Experimental investigation of heat transfer in additive manufactured channels with different Prandtl

Additive manufacturing of metal alloys allows to create completely new designs for components that require to be actively cooled, such as gas turbines. The parts can now be printed with an uniform and distributed pattern of internal microchannels, leading to a better heat exchange. These channels, however, present a roughness pattern different from the one observed on conventionally manufactured channels, and this changes the flow behaviour in terms of pressure drop and heat exchange performance. This thesis aims to study the different behaviour of AM-manufactured channels and the impact that their relative roughness has on two adimensional parameters: Darcy friction factor for the pressure losses and Nusselt number for the heat exchange performance. The fluid used was distilled water, which allowed to test at various Prandtl numbers by changing its temperature.
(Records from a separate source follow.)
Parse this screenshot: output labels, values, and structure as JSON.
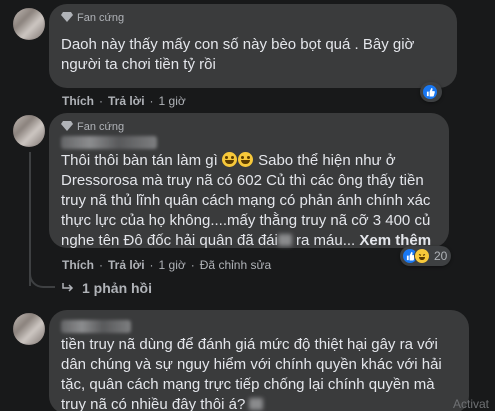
{
  "comments": [
    {
      "badge": "Fan cứng",
      "text": "Daoh này thấy mấy con số này bèo bọt quá . Bây giờ người ta chơi tiền tỷ rồi",
      "actions": {
        "like": "Thích",
        "reply": "Trả lời",
        "time": "1 giờ"
      }
    },
    {
      "badge": "Fan cứng",
      "text_part1": "Thôi thôi bàn tán làm gì ",
      "text_part2": " Sabo thể hiện như ở Dressorosa mà truy nã có 602 Củ thì các ông thấy tiền truy nã thủ lĩnh quân cách mạng có phản ánh chính xác thực lực của họ không....mấy thằng truy nã cỡ 3 400 củ nghe tên Đô đốc hải quân đã đái",
      "text_part3": " ra máu... ",
      "see_more": "Xem thêm",
      "actions": {
        "like": "Thích",
        "reply": "Trả lời",
        "time": "1 giờ",
        "edited": "Đã chỉnh sửa"
      },
      "reactions": {
        "count": "20",
        "icons": [
          "like-icon",
          "haha-icon"
        ]
      }
    },
    {
      "text": "tiền truy nã dùng để đánh giá mức độ thiệt hại gây ra với dân chúng và sự nguy hiểm với chính quyền khác với hải tặc, quân cách mạng trực tiếp chống lại chính quyền mà truy nã có nhiều đây thôi á?"
    }
  ],
  "replies_link": "1 phản hồi",
  "watermark": "Activat",
  "colors": {
    "background": "#18191a",
    "bubble": "#3a3b3c",
    "like_blue": "#1877f2",
    "haha_yellow": "#f7c83a"
  }
}
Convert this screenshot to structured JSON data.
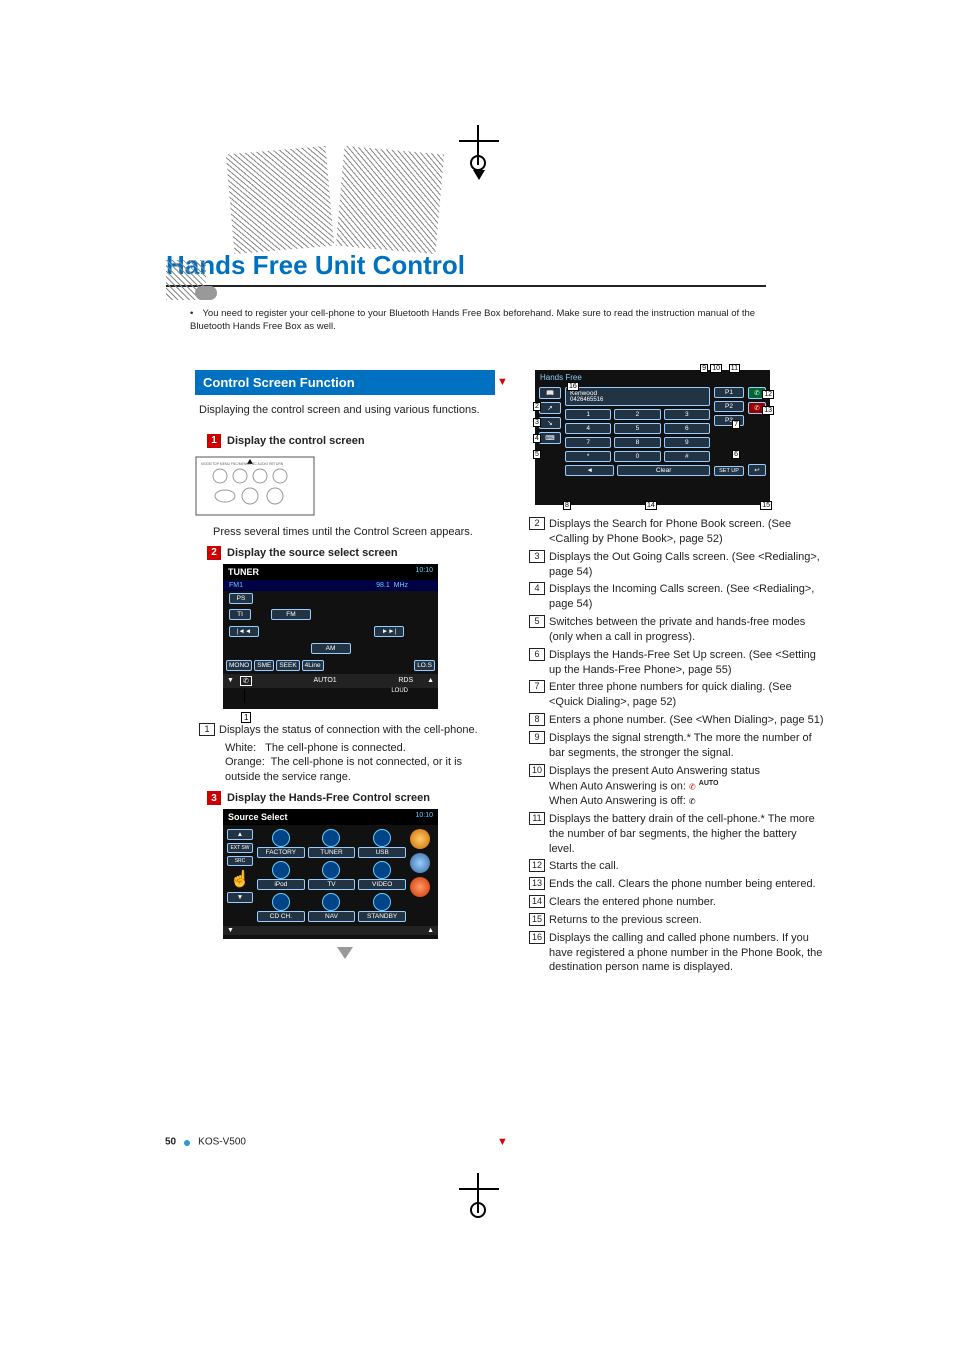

This test rig concept started two years ago, and the procedures and theoretical models have been improved by each student. In September 2023, a new model has been developed to gather more accurate results, using the Joule effect to internally generate heat in the metallic test object. An important part of the work has been creating a numerical model to estimate the heat transfer coefficient at the interface between the wall and the water, using Siemens Star CCM+ thermal and electrical solvers. The pressure loss results resemble what is already found in literature for conventional sand-grain roughness on the Moody diagram. The Nusselt number is affected in a different way, and the different roughness type has different results when compared to previous sand-grain correlations. Another different phenomenon observed is the effect of the Prandtl number, not following previous correlations such as Dittus-Boelter.